Operations of the RNP type are operations carried out essentially with the aid of positioning sensors, particularly of the GPS (“Global Positioning System”) type, flight management computers of the FMS type and an automatic pilot means onboard the aircraft. Most flight management systems generate control instructions for guidance in the form of a roll command. This roll command is transmitted to the automatic pilot means whose task is to apply it. Such an embodiment is in particular provided on civil transport aircraft of the Airbus A320, A330, A340, and A380 type. The flight management systems are noncritical.
On civil transport aircraft there is no specific monitoring concerning the roll command originating from a flight management system. The flight management system is currently the largest contributor in the computation of failures of the “undetected loss of guidance” type. Furthermore, there is no specific monitoring linked to the small guidance loop input roll command. The guidance computer is therefore another significant contributor in the computation of failures of the “undetected guidance loss” type.

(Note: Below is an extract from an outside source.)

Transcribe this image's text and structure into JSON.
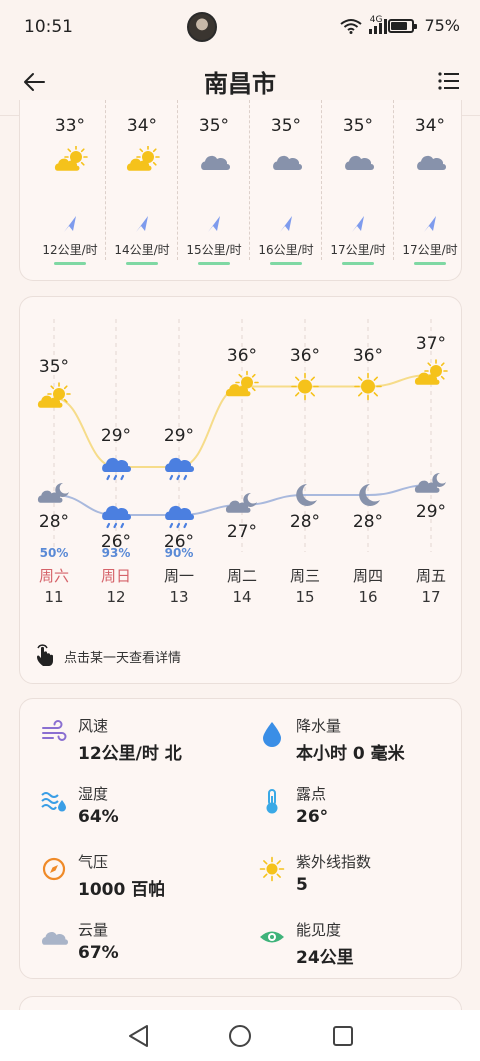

One of the problems posed by the aforementioned operations of the RNP SAAAR type is that they are based on the use of at least one flight management system. Currently, the operations of the RNP SAAAR type are similar to nonprecision approach operations and are therefore compatible with the use of a flight management system. However, a feature of operations of the RNP SAAAR type is that the aircraft must be guided along a precise flight path in space (referenced in the flight management system) to avoid potential obstacles (mountains, etc.) relatively closer than is currently achieved.
Also, even though, from a current regulatory point of view, the specific stability requirement is satisfied with the aforementioned usual architectures, it would be advantageous to be able to have an architecture that is significantly more robust against guidance failures, in the context of operations of the RNP SAAAR type. The future regulations could be based on such a more robust architecture.